Parle plus fort, j’entends rien ! (Manille)

Ce jour-là, il fait beau. A Paris, la température avoisine les 30°C. Avec le mois de juillet qui vient de s’écouler, c’est un vrai soulagement de voir le soleil. La pluie, les nuages, le mercure qui atteignait péniblement les 15°... Ce souvenir s’est vite évaporé, dès les premiers rayons de soleil en ce mois d’août. "Il doit faire au moins 35° chez mes parents.", pensez-vous tout en signant la lettre que votre secrétaire vous tend.
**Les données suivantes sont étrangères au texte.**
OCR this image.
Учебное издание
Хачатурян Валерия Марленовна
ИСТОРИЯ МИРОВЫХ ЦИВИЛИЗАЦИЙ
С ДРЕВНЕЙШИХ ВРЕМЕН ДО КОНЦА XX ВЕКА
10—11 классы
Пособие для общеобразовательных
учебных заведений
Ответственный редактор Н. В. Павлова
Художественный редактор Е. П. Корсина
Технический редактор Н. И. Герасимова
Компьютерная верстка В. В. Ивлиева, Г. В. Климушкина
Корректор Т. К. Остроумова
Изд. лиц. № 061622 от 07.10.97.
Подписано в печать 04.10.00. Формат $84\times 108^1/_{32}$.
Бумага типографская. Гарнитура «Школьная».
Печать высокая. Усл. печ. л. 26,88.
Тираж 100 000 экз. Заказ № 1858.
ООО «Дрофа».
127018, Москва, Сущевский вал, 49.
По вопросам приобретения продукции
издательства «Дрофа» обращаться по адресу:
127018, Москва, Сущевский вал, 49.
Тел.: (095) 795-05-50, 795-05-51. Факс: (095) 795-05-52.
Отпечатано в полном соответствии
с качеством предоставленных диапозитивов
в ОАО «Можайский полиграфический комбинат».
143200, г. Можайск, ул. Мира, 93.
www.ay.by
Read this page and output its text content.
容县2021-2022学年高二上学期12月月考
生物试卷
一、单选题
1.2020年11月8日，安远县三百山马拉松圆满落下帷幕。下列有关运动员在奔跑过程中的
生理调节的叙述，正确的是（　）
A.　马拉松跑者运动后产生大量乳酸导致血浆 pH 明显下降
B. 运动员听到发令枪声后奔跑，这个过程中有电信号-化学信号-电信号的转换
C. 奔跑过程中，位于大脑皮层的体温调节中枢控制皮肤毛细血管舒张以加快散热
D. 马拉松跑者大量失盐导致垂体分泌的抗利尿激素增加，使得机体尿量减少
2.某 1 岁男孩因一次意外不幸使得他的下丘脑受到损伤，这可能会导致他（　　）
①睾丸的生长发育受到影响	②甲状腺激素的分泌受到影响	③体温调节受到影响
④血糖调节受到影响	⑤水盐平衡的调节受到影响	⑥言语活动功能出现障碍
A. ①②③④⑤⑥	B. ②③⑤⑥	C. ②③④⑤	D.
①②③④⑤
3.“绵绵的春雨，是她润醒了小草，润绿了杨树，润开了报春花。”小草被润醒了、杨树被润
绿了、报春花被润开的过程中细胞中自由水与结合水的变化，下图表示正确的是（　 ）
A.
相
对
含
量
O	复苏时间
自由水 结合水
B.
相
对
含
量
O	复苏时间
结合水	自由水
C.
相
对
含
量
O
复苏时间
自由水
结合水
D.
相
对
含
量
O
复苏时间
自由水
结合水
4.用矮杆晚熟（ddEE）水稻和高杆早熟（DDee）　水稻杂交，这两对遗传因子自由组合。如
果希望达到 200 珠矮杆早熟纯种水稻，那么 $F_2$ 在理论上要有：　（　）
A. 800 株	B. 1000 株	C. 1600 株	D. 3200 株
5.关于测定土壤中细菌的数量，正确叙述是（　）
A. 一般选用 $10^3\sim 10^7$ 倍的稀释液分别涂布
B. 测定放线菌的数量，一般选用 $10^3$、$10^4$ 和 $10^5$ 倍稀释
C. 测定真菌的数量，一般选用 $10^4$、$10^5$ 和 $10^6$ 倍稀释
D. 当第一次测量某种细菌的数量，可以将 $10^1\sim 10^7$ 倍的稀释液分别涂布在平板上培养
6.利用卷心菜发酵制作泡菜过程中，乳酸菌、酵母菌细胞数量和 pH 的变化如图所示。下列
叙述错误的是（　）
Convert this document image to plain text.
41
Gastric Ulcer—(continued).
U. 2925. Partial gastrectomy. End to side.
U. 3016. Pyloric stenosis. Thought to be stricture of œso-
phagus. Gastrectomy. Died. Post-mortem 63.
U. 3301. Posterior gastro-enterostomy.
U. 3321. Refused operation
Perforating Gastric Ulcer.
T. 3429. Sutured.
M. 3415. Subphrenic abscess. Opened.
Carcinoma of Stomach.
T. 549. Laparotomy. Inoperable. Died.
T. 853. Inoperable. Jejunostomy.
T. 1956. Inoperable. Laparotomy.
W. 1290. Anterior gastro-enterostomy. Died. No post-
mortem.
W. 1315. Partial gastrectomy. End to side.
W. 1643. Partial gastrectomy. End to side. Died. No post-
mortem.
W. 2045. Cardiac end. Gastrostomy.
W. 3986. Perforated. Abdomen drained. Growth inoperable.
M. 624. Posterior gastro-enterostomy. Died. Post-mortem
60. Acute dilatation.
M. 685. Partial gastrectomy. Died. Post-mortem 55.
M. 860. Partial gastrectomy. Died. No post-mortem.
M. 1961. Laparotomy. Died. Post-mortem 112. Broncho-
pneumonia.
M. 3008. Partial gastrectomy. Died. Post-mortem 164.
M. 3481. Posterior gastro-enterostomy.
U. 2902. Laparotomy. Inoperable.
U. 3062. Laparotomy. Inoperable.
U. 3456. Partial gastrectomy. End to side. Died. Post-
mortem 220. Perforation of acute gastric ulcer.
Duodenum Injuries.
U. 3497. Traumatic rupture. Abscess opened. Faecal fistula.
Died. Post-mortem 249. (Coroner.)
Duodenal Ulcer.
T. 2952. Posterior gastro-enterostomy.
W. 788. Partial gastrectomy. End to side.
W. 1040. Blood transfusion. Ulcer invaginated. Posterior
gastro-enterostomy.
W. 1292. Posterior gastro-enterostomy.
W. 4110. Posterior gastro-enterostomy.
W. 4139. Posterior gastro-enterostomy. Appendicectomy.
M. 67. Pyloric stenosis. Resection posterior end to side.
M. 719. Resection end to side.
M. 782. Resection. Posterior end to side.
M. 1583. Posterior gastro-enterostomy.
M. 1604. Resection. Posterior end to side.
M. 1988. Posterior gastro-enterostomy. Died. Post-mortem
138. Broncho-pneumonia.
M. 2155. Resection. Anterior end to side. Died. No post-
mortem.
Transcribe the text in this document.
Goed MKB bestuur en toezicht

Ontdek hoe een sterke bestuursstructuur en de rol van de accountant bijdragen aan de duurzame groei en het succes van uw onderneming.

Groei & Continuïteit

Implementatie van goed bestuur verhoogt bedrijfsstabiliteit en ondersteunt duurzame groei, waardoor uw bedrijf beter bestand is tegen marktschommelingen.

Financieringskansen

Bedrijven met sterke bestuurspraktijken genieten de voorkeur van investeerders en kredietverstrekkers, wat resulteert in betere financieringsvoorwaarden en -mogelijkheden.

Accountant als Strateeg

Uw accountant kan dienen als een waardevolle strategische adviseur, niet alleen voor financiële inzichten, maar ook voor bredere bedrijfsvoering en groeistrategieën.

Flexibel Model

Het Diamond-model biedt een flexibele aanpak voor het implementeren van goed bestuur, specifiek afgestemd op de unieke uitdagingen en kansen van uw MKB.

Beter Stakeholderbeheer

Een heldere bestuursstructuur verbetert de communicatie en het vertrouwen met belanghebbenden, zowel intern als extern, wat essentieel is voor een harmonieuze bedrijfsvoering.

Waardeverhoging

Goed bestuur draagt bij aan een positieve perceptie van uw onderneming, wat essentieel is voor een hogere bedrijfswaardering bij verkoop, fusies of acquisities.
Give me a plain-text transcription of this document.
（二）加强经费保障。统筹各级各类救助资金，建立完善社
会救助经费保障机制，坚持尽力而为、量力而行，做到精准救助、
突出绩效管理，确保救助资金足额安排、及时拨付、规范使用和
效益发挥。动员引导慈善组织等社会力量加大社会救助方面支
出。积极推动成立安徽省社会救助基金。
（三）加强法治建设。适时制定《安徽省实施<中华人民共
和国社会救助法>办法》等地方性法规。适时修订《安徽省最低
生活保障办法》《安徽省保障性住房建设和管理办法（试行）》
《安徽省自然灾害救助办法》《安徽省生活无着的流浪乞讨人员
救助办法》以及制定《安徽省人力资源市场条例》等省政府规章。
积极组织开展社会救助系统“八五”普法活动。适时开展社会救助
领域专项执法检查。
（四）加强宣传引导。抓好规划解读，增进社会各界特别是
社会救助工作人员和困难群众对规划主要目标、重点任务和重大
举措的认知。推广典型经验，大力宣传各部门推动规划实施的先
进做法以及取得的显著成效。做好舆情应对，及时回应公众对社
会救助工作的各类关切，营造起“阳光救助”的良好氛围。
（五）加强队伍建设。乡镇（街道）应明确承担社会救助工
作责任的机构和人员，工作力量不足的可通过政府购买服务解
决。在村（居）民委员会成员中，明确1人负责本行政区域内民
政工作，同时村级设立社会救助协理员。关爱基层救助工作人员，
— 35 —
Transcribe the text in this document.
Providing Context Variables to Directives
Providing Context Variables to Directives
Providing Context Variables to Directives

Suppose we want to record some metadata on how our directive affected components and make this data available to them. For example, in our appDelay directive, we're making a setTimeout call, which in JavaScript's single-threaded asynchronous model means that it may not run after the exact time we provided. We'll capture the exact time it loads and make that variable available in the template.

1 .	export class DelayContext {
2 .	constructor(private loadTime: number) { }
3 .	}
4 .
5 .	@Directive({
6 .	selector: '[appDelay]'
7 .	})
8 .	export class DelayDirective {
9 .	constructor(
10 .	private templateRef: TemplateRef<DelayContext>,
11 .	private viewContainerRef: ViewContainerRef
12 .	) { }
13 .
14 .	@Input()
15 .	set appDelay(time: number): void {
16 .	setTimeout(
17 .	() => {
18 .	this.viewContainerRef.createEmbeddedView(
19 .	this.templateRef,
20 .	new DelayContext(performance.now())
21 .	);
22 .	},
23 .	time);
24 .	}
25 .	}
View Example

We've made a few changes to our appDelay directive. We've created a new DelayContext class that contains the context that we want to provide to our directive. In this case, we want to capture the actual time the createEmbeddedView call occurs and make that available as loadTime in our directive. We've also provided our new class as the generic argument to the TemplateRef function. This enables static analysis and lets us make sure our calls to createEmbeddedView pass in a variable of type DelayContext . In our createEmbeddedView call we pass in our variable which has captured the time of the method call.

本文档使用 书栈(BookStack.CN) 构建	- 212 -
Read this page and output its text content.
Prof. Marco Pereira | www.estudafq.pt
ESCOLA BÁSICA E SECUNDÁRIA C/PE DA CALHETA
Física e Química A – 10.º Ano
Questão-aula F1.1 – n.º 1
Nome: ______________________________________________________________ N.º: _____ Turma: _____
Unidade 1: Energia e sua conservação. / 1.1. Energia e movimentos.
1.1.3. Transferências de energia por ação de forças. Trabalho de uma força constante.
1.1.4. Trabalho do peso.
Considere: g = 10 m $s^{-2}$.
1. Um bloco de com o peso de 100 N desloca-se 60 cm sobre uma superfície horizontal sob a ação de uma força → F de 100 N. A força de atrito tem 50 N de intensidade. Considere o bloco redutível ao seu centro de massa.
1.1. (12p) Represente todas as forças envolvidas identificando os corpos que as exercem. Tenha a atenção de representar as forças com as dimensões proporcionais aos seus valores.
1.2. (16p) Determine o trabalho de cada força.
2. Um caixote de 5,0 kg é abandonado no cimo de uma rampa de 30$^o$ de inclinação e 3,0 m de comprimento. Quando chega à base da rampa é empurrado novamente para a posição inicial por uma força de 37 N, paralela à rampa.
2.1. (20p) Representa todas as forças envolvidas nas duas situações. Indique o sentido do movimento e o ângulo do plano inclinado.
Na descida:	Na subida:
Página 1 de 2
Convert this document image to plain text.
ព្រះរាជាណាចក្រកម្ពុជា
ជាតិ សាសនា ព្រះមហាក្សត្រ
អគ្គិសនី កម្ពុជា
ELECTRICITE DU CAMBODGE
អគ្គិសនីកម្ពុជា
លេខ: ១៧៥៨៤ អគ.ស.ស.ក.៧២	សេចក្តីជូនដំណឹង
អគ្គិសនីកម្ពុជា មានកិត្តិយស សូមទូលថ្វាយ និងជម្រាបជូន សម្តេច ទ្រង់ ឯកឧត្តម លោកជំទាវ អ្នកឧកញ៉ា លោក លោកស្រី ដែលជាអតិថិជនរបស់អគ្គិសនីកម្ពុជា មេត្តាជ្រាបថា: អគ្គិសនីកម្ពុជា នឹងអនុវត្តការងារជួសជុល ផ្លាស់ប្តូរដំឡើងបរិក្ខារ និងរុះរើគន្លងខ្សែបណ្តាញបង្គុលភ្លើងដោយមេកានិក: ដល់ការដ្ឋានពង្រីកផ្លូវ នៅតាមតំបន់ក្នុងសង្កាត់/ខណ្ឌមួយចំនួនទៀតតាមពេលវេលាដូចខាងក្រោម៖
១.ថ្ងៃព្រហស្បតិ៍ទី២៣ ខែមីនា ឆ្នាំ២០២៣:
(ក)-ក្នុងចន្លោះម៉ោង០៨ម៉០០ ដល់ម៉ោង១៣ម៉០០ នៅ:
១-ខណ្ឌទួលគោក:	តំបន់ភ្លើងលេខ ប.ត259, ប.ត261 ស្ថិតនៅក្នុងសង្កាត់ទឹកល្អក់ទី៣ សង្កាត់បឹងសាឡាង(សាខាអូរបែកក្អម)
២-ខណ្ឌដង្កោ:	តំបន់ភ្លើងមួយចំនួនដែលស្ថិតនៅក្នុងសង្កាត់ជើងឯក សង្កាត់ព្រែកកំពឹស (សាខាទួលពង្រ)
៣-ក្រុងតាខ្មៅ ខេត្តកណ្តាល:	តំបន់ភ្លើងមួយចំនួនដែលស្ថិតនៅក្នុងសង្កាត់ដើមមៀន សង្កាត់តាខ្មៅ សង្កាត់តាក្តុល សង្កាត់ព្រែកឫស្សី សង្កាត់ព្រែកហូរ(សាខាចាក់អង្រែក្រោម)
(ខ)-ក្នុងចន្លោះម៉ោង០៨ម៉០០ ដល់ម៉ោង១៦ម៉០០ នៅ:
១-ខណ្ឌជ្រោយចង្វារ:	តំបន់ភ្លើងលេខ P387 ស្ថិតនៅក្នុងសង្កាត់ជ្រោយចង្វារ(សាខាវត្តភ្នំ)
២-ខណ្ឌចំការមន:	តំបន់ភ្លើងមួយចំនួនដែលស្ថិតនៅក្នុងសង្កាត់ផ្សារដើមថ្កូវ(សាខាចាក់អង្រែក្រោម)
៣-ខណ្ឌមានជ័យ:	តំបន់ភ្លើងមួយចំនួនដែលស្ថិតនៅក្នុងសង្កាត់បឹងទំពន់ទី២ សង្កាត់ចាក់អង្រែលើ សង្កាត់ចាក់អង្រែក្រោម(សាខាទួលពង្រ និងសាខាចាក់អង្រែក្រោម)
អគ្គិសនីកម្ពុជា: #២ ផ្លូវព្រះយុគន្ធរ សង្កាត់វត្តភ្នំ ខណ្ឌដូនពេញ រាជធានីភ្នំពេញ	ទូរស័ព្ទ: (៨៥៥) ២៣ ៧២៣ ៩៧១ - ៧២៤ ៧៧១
Vous travaillez beaucoup, dans une grande société d’informatique. Du coup, vous prenez moins de vacances que votre femme. Mais là, c’est votre dernier jour. Vous partez dès cet après-midi, pour rejoindre votre petite famille (votre femme et vos charmants bambins) dans le Sud de la France. D’ailleurs, il est temps pour vous de commencer à ranger votre bureau. Vous donnez quelques consignes à votre secrétaire pour votre absence : "Notez bien tous les coups de fils, relevez mes mails et mon courrier ; lorsque ma collègue rentrera, dites-lui que le nouveau client a appelé. C’est très urgent. Vous n’oublierez pas, n’est-ce pas ? Ah, oui. Pendant que j’y pense, le dossier "Entreprises Durand" est dans le placard de droite. Bon, je crois que c’est tout."
C’est tout. Maintenant, vous pouvez partir la tête libre. Les vacances que vous attendiez depuis si longtemps...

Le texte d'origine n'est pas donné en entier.